Memos from Deputy Director of Plans for the CIA Thomas Karamessines to the CIA station in Santiago, Chile that “it is firm and continuing policy that Allende be overthrown by a coup.”

And those who wish to explore Henry Kissinger’s involvement in Chile and the death of General Rene Schneider should consult Christopher Hitchens’s book, The Trial of Henry Kissinger.

After the ouster of Allende, came the Augusto Pinochet regime. Soon terms like Caravan of Death, Operation Columbo and Operation Condor would soon strike fear in the hearts of civilzed people in Chile and Latin America.

What Fidel Castro is to Michael Moore and Oliver Stone, Pinochet became to the political Right. The political murders, lack of civil rights and fascist dictatorship was always excused because after all, he did cut taxes and privatize parts of the Chilean economy. Even Friedrich Von Hayek was seduced by Pinochet’s charm.

1979-Nicaragua

Anastasio Somoza, whose family had governed Nicaragua since 1936 was overthrown by Soviet-friendly Sandinista rebels. Somoza was despised by all parts of Nicaraguan society, from the newspaper La Prensa to the Roman Catholic Church.

The Sandinistas have always been presented by many on the Left as agrarian reformers bent on social democracy, when in fact, they were autocratic and their human rights abuses and lack of civil rights during their reign in the 1980s left much top be desired. There were some honest Leftists who saw through the romantic notions of the Sandinistas, such as Paul Berman.

However, the USA made the mistake of “the enemy of my enemy is my friend” and decided to support the Contra resistance to Sandinista rule. President Ronald Reagan infamously stated that the Contras were the “moral equivalent of our Founding Fathers,” thus committing the USA to support a dubious group of ex-Somoza generals, drug runners and some legitimate freedom fighters. The Reagan Administration had been banned from Congress by the Boland Amendment from giving any military aid to the Contras. Instead it broke US law and with the help of Oliver North, John Poindexter and others, came the Iran-Contra Affair of selling arms to Iran to finance the Contra struggle in Nicaragua. The scandal would lead to 14 Reagan Administration officials charged with crimes and 11 convicted.

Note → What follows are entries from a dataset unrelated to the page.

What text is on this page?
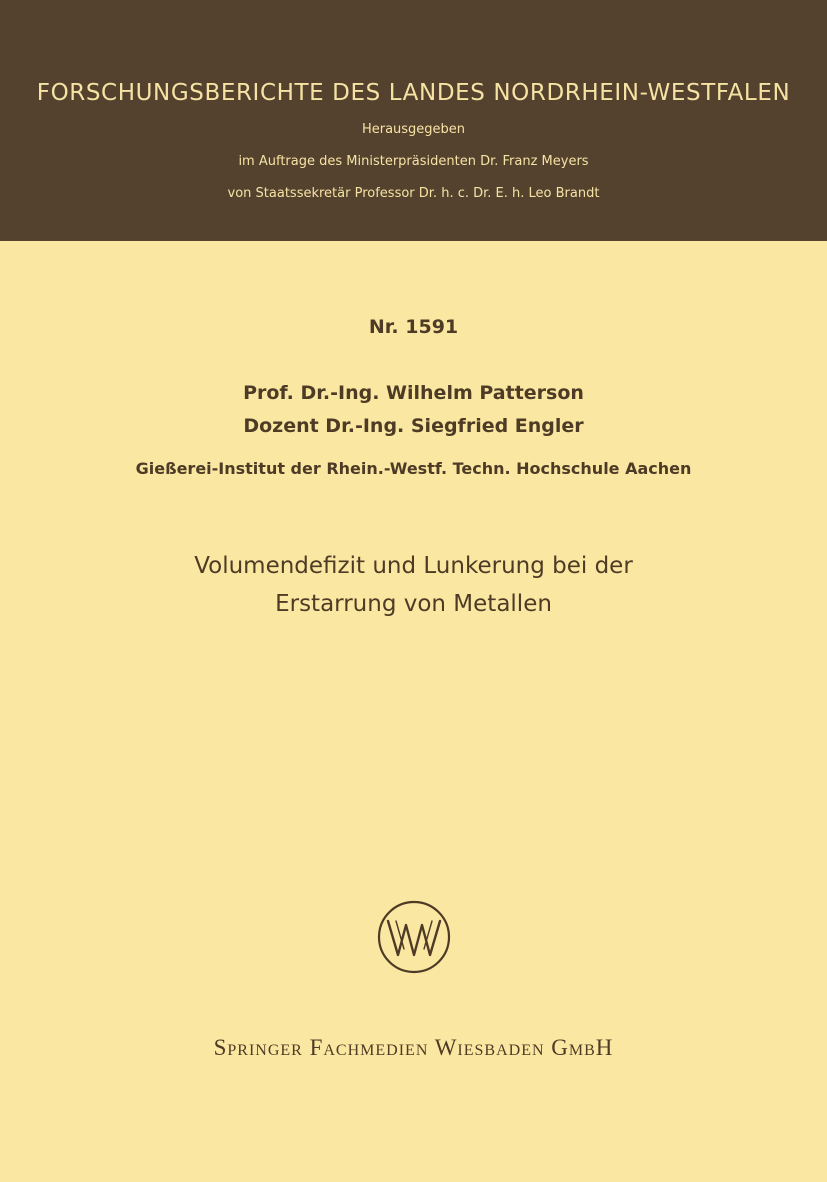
FORSCHUNGSBERICHTE DES LANDES NORDRHEIN-WESTFALEN
Herausgegeben
im Auftrage des Ministerpräsidenten Dr. Franz Meyers
von Staatssekretär Professor Dr. h. c. Dr. E. h. Leo Brandt
Nr. 1591
Prof. Dr.-Ing. Wilhelm Patterson
Dozent Dr.-Ing. Siegfried Engler
Gießerei-Institut der Rhein.-Westf. Techn. Hochschule Aachen
Volumendefizit und Lunkerung bei der
Erstarrung von Metallen
Springer Fachmedien Wiesbaden GmbH
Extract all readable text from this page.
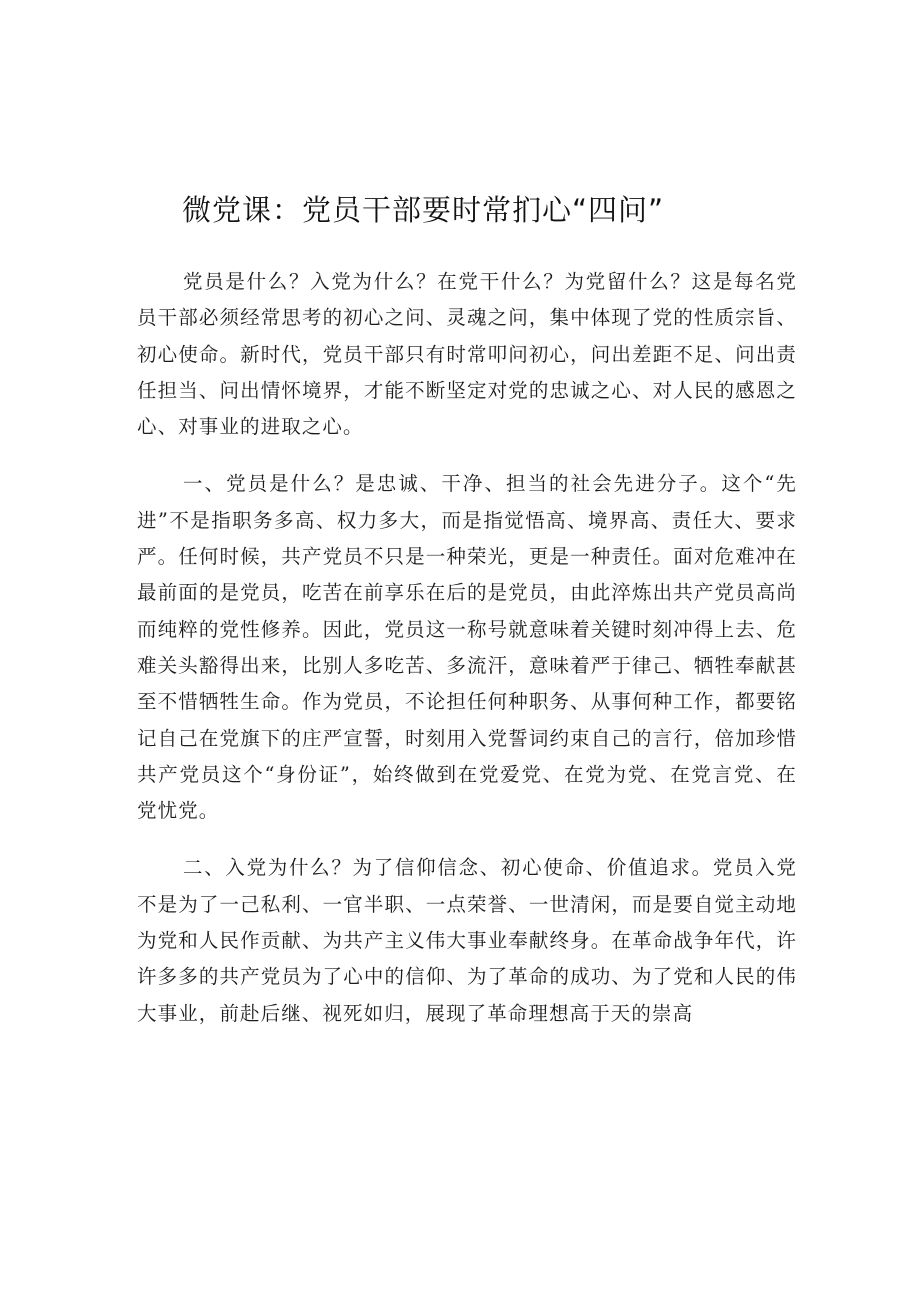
微党课：党员干部要时常扪心“四问”

党员是什么？入党为什么？在党干什么？为党留什么？这是每名党员干部必须经常思考的初心之问、灵魂之问，集中体现了党的性质宗旨、初心使命。新时代，党员干部只有时常叩问初心，问出差距不足、问出责任担当、问出情怀境界，才能不断坚定对党的忠诚之心、对人民的感恩之心、对事业的进取之心。

一、党员是什么？是忠诚、干净、担当的社会先进分子。这个“先进”不是指职务多高、权力多大，而是指觉悟高、境界高、责任大、要求严。任何时候，共产党员不只是一种荣光，更是一种责任。面对危难冲在最前面的是党员，吃苦在前享乐在后的是党员，由此淬炼出共产党员高尚而纯粹的党性修养。因此，党员这一称号就意味着关键时刻冲得上去、危难关头豁得出来，比别人多吃苦、多流汗，意味着严于律己、牺牲奉献甚至不惜牺牲生命。作为党员，不论担任何种职务、从事何种工作，都要铭记自己在党旗下的庄严宣誓，时刻用入党誓词约束自己的言行，倍加珍惜共产党员这个“身份证”，始终做到在党爱党、在党为党、在党言党、在党忧党。

二、入党为什么？为了信仰信念、初心使命、价值追求。党员入党不是为了一己私利、一官半职、一点荣誉、一世清闲，而是要自觉主动地为党和人民作贡献、为共产主义伟大事业奉献终身。在革命战争年代，许许多多的共产党员为了心中的信仰、为了革命的成功、为了党和人民的伟大事业，前赴后继、视死如归，展现了革命理想高于天的崇高
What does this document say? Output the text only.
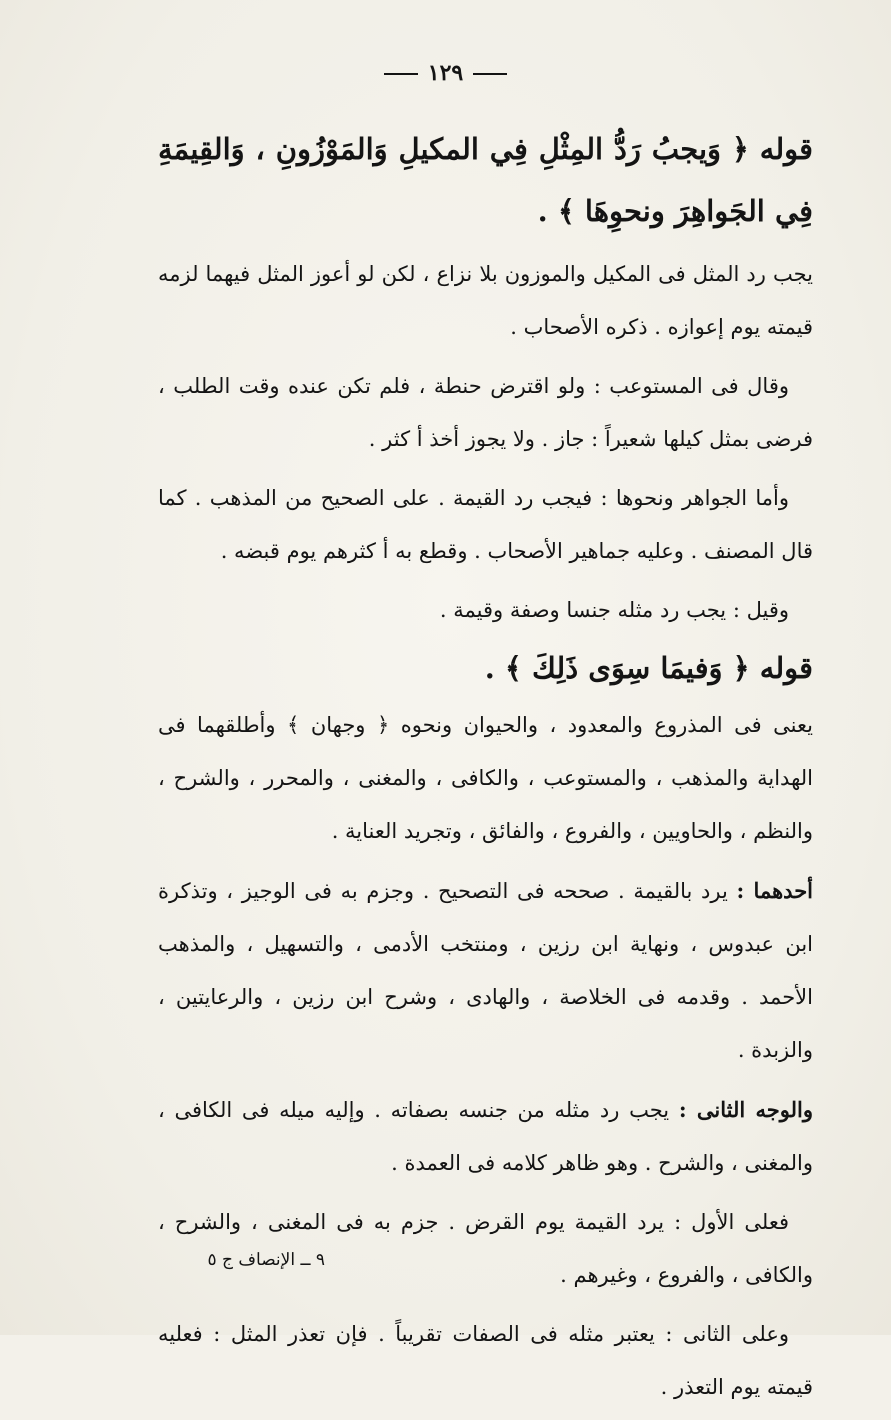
١٢٩
قوله ﴿ وَيجبُ رَدُّ المِثْلِ فِي المكيلِ وَالمَوْزُونِ ، وَالقِيمَةِ فِي الجَواهِرَ ونحوِهَا ﴾ .

يجب رد المثل فى المكيل والموزون بلا نزاع ، لكن لو أعوز المثل فيهما لزمه قيمته يوم إعوازه . ذكره الأصحاب .

وقال فى المستوعب : ولو اقترض حنطة ، فلم تكن عنده وقت الطلب ، فرضى بمثل كيلها شعيراً : جاز . ولا يجوز أخذ أ كثر .

وأما الجواهر ونحوها : فيجب رد القيمة . على الصحيح من المذهب . كما قال المصنف . وعليه جماهير الأصحاب . وقطع به أ كثرهم يوم قبضه .

وقيل : يجب رد مثله جنسا وصفة وقيمة .

قوله ﴿ وَفيمَا سِوَى ذَلِكَ ﴾ .

يعنى فى المذروع والمعدود ، والحيوان ونحوه ﴿ وجهان ﴾ وأطلقهما فى الهداية والمذهب ، والمستوعب ، والكافى ، والمغنى ، والمحرر ، والشرح ، والنظم ، والحاويين ، والفروع ، والفائق ، وتجريد العناية .

أحدهما : يرد بالقيمة . صححه فى التصحيح . وجزم به فى الوجيز ، وتذكرة ابن عبدوس ، ونهاية ابن رزين ، ومنتخب الأدمى ، والتسهيل ، والمذهب الأحمد . وقدمه فى الخلاصة ، والهادى ، وشرح ابن رزين ، والرعايتين ، والزبدة .

والوجه الثانى : يجب رد مثله من جنسه بصفاته . وإليه ميله فى الكافى ، والمغنى ، والشرح . وهو ظاهر كلامه فى العمدة .

فعلى الأول : يرد القيمة يوم القرض . جزم به فى المغنى ، والشرح ، والكافى ، والفروع ، وغيرهم .

وعلى الثانى : يعتبر مثله فى الصفات تقريباً . فإن تعذر المثل : فعليه قيمته يوم التعذر .

٩ ــ الإنصاف ج ٥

And one could also discuss the USA involvement in the Salvadoran civil war, where the anti-communist uber alles mentality led to the support of death squads and revolting figures like the late Roberto D’Aubusson, who while a hero to the Moral Majority, Young Americans for Freedom, Jesse Helms and members of the Reagan administration was the leader of the right wing death squads who among their victims included Archbishop Romero and American nuns.

Thus the USA’s strong condemnation of the military coup in Honduras last month is a change and change for the better not only for the USA but for Latin America.

We don’t have to speculate too hard that if Allen Dulles, Henry Kissinger or Oliver North were still in the government, where American sympathies would lie.